Friday, 30 January 2015

Winter Orange



Oil on Board, 103/4 x 143/4 inches

Another seasonal Wintry job; this time an almost monochrome landscape, save for that gorgeous slash of orange we often see early or late in the short Winter days.

The composition is unusual in that there's no 'lead-in', but rather the picture plane is divided roughly into three thirds - the sky and distant blue trees, the bank and the water.

Painting snow is fascinating and it's vital to get the tone of it right, depending on the prevailing natural lighting.  Here, it was roughly the same tone as the sky, with that orange slash the lightest tone in the painting, drawing the eye in.

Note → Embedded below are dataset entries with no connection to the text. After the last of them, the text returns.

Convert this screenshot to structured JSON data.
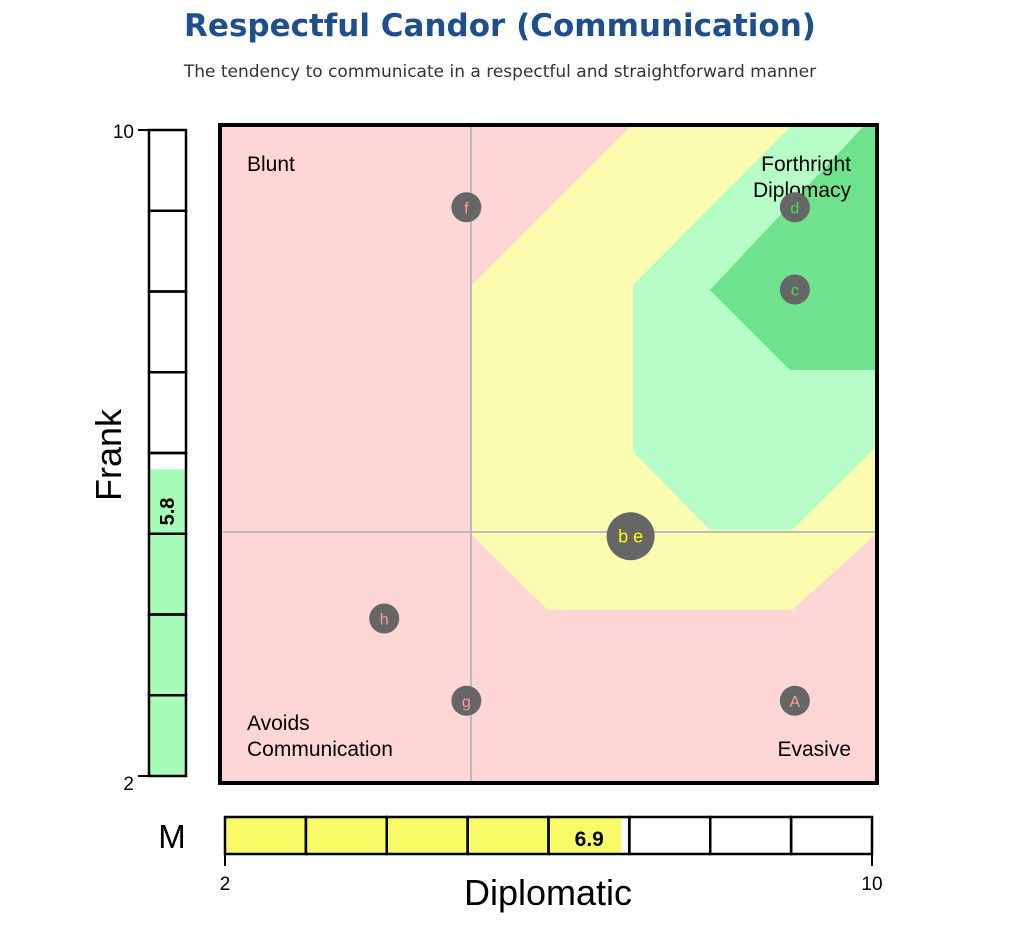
{
  "title": "Respectful Candor (Communication)",
  "subtitle": "The tendency to communicate in a respectful and straightforward manner",
  "chart_data": {
    "type": "scatter",
    "xlabel": "Diplomatic",
    "ylabel": "Frank",
    "xlim": [
      2,
      10
    ],
    "ylim": [
      2,
      10
    ],
    "x_ticks": [
      "2",
      "10"
    ],
    "y_ticks": [
      "2",
      "10"
    ],
    "midlines": {
      "x": 5,
      "y": 5
    },
    "quadrant_labels": {
      "top_left": "Blunt",
      "top_right": [
        "Forthright",
        "Diplomacy"
      ],
      "bottom_left": [
        "Avoids",
        "Communication"
      ],
      "bottom_right": "Evasive"
    },
    "zone_colors": {
      "low": "#ffd6d6",
      "mid": "#fcfcb0",
      "high": "#b6fdc8",
      "top": "#6ee28c"
    },
    "points": [
      {
        "label": "f",
        "x": 5,
        "y": 9,
        "text_color": "#ff9c9c"
      },
      {
        "label": "d",
        "x": 9,
        "y": 9,
        "text_color": "#44dd55"
      },
      {
        "label": "c",
        "x": 9,
        "y": 8,
        "text_color": "#44dd55"
      },
      {
        "label": "b e",
        "x": 7,
        "y": 5,
        "text_color": "#ffff00",
        "large": true
      },
      {
        "label": "h",
        "x": 4,
        "y": 4,
        "text_color": "#ff9c9c"
      },
      {
        "label": "g",
        "x": 5,
        "y": 3,
        "text_color": "#ff9c9c"
      },
      {
        "label": "A",
        "x": 9,
        "y": 3,
        "text_color": "#ff9c9c"
      }
    ],
    "frank_bar": {
      "value": 5.8,
      "label": "5.8",
      "color": "#a6fcb8"
    },
    "diplomatic_bar": {
      "value": 6.9,
      "label": "6.9",
      "prefix": "M",
      "color": "#f7fc66"
    }
  }
}
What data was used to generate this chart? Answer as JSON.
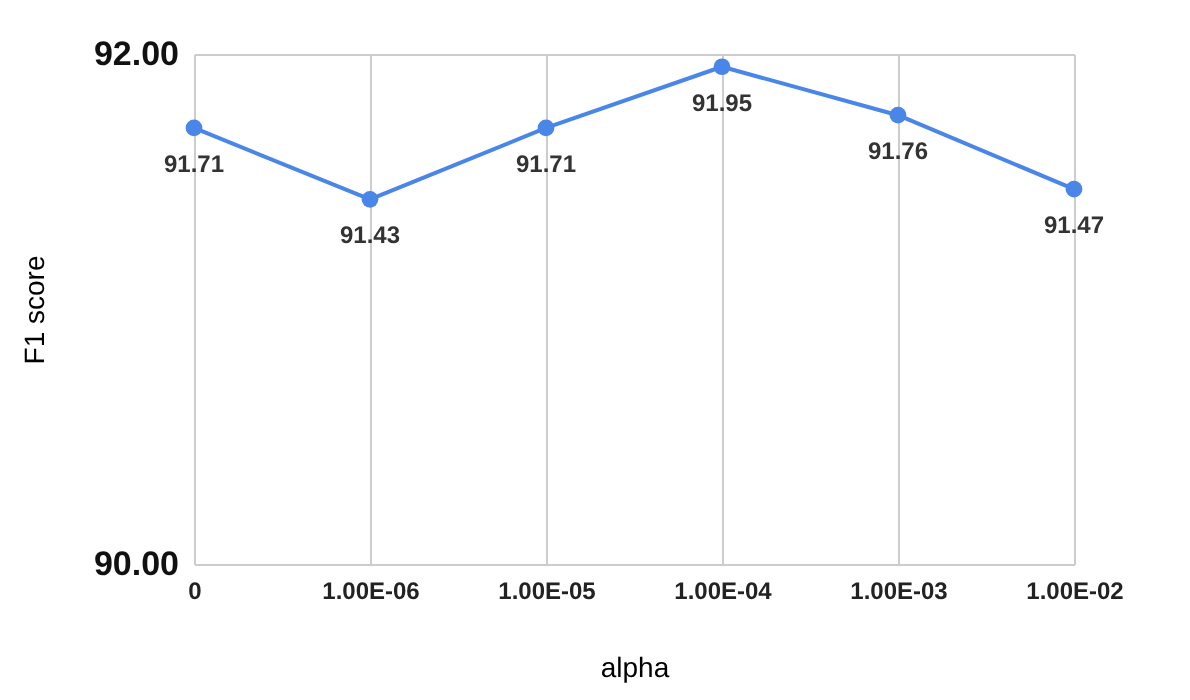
{
  "chart_data": {
    "type": "line",
    "xlabel": "alpha",
    "ylabel": "F1 score",
    "categories": [
      "0",
      "1.00E-06",
      "1.00E-05",
      "1.00E-04",
      "1.00E-03",
      "1.00E-02"
    ],
    "series": [
      {
        "color": "#4a86e8",
        "values": [
          91.71,
          91.43,
          91.71,
          91.95,
          91.76,
          91.47
        ]
      }
    ],
    "ylim": [
      90,
      92
    ],
    "yticks": [
      {
        "value": 90,
        "label": "90.00"
      },
      {
        "value": 92,
        "label": "92.00"
      }
    ],
    "grid": true,
    "marker": "circle",
    "data_labels": true
  }
}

The trickiest part of the painting was depicting the network of frosted branches of the big, gnarled Ash tree, being right in the foreground. I didn't want to paint every branch in, and at first, I made them a little too insistent and false. Using fast-drying Alkyd Oil, I let the sky colour dry too much - painting branches over a dry sky doesn't seem to work and looks too 'cardboard-cut-outy'. So I painted over much of the passage again with slabs of the appropriate sky colour, cutting into the main branches, then immediately worked back into it again with a few twig tones dragged across with a soft flat Rosemary Mongoose brush. Then I added some fine branches with a deliciously long Rosemary Mongoose Rigger, holding it at the end of the 12" handle perpendicular to the board surface, letting the very point of the brush dance over the wet paint. I was much happier with the resultant, more painterly look.